Despite its transformative powers, carriers are now facing the harsh reality that even wireless is a finite resource. As a result, it is unlikely to replace traditional wiring in its entirety.

According to the Visual Networking Index (VNI) Global Mobile Data Traffic Forecast 2011–2016 released by Cisco in February, worldwide mobile data traffic is increasing exponentially. It will reach 10.8 exabytes per month, or 130 exabytes per year, by 2016. That’s an 18-fold increase over the time span. An exabyte is equal to 1 quintillion bytes of computer data.

The study also emphasizes that, to address the rise in demand for the mobile Internet, service providers are increasingly looking to offload traffic to fixed/Wi-Fi networks. If this additional offloaded traffic is taken into account, the increase in mobile data traffic becomes even greater. In fact, the Cisco report projects that, when factoring in all aspects of mobility, including cellular traffic, traffic offloaded from cellular devices and fixed/Wi-Fi traffic generated from portable devices, the total amount of mobile data bandwidth use quadruples to 44.1 exabytes per month in 2015.

Suffice it to say that the effect of mobile data traffic on wireless spectrum is huge. To accommodate this insatiable demand for mobile connectivity, providers are scrambling to find other channels to expand their carrying capacity.

In December, Verizon announced a multibillion-dollar deal to purchase spectrum space from a consortium of cable operators. The deal is currently under review by the Federal Communications Commission (FCC) and is hotly contested by Verizon’s competitors. The nation’s largest wireless carrier also announced another, albeit smaller, deal in December. The company says it needs the extra spectrum to accommodate growing consumer demand for bandwidth, much of it driven by the increasing popularity of online video streaming.

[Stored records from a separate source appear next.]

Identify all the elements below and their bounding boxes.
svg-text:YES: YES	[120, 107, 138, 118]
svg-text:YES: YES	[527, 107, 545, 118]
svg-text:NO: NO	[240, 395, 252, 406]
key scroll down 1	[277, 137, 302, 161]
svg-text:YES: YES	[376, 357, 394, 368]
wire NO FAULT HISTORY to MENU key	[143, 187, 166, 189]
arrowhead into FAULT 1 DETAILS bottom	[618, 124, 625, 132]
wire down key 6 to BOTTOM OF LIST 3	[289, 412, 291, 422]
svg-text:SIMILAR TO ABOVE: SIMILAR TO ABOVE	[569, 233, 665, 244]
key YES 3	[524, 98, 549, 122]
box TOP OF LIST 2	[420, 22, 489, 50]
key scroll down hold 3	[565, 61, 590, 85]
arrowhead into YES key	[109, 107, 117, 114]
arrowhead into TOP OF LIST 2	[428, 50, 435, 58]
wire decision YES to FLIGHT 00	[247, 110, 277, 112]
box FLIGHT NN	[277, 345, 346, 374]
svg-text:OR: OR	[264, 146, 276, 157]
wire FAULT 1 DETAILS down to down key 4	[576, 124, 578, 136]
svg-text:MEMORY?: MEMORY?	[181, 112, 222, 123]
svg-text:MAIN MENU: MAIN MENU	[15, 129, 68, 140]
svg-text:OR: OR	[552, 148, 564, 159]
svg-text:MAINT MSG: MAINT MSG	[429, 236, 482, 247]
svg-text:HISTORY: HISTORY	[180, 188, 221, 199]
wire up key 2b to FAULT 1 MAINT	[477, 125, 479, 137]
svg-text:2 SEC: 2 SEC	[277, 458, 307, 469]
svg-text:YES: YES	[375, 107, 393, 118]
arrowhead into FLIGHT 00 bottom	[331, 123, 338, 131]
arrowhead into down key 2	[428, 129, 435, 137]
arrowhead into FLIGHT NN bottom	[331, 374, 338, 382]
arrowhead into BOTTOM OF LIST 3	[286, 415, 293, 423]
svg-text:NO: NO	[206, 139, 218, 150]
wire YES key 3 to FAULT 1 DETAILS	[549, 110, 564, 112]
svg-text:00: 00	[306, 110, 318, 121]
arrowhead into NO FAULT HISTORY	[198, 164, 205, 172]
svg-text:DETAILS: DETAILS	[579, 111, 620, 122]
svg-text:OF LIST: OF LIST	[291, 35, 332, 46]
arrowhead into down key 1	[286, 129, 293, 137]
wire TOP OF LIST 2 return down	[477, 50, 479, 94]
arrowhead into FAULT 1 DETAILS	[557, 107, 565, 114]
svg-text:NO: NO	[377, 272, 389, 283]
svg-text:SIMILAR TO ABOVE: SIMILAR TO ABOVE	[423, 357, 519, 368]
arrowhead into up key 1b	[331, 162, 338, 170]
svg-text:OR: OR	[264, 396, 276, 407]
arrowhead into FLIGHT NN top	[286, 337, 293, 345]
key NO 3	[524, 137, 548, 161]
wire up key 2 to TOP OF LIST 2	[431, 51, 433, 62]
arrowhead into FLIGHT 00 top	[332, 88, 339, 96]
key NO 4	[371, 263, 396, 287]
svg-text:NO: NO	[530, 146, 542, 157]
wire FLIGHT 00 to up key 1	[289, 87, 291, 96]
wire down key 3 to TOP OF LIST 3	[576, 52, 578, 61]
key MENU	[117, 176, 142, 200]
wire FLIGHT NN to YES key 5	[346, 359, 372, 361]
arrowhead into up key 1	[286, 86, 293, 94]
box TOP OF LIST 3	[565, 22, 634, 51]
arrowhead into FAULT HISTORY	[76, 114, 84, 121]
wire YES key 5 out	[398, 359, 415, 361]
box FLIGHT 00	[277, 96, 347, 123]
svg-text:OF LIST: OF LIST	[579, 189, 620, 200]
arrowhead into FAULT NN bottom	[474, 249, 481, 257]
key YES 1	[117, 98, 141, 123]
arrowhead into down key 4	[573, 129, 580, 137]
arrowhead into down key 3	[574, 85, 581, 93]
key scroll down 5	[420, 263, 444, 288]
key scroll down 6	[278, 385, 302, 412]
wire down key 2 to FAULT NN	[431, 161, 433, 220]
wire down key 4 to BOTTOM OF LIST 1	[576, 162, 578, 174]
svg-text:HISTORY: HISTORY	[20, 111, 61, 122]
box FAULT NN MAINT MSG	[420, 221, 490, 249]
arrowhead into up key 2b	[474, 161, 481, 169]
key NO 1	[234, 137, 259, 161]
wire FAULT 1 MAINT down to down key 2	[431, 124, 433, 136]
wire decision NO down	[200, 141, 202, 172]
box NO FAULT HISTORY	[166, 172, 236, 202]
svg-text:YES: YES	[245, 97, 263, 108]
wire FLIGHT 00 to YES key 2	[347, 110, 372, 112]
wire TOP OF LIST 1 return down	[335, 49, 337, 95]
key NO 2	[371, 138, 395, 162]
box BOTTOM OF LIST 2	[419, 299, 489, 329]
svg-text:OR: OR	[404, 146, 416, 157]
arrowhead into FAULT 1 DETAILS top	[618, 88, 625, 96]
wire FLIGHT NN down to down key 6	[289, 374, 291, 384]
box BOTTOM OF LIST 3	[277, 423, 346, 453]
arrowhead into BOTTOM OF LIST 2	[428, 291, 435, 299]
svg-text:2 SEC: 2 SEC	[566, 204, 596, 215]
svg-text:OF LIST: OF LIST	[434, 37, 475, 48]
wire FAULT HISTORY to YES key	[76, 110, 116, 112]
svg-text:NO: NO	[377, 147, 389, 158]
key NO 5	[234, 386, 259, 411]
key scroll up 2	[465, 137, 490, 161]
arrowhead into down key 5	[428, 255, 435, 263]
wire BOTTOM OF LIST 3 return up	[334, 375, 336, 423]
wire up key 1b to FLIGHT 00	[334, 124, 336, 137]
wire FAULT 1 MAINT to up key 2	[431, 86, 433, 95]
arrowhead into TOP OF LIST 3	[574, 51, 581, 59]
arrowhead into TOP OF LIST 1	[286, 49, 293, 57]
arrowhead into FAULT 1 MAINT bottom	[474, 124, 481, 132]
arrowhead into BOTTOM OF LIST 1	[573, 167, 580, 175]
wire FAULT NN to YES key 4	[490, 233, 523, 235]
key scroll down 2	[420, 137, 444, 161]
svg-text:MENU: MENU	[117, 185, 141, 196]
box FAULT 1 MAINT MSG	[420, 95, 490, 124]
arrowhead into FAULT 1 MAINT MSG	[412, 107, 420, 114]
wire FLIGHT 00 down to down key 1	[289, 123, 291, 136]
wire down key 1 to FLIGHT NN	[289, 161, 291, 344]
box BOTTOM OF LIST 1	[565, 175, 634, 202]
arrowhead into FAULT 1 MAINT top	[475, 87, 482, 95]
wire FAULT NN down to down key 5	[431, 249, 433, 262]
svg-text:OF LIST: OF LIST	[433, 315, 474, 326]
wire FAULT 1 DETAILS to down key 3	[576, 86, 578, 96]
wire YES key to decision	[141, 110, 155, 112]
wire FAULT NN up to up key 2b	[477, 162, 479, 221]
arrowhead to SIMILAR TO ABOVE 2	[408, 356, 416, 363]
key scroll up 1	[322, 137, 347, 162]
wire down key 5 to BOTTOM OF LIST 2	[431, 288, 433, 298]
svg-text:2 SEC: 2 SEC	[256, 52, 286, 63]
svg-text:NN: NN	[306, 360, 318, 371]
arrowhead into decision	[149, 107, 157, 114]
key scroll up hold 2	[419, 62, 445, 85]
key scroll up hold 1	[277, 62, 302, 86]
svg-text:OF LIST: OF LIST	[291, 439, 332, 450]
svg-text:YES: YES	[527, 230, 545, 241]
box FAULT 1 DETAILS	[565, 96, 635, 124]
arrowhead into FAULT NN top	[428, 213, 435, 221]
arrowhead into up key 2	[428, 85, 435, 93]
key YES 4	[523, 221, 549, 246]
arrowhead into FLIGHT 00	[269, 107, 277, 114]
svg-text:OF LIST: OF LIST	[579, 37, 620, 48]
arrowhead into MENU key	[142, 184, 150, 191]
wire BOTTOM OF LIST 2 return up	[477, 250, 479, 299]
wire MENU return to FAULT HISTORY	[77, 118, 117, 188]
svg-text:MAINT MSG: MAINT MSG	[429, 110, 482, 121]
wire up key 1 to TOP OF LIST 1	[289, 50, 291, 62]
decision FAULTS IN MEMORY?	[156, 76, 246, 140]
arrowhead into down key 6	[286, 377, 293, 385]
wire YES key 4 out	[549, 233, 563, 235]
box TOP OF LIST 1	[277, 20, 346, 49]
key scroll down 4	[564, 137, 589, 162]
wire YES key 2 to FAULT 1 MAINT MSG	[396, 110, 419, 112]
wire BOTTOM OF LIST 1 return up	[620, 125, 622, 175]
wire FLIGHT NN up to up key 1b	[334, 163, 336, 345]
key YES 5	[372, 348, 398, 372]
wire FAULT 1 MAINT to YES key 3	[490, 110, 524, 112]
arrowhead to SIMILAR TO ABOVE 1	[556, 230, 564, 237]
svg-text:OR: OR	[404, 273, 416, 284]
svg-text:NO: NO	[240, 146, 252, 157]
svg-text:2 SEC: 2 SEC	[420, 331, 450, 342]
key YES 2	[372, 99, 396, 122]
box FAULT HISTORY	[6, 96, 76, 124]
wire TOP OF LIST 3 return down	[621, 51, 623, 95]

Verizon’s rivals, who have been lobbying the FCC to reject the deal, would probably like to get their hands on the same spectrum and, along with Verizon, were probably pleased in February when Congress passed, and the president signed, the law that extended the temporary payroll tax cut exemption. It included

a provision that would allow the FCC to sell off unused television spectrum. The agreement applies to low frequencies that were previously set aside for analog TV broadcasts. The low frequencies will allow for longer range, higher capacity communications and could require some technological innovation to allow carriers to travel back and forth across different frequencies at high speed.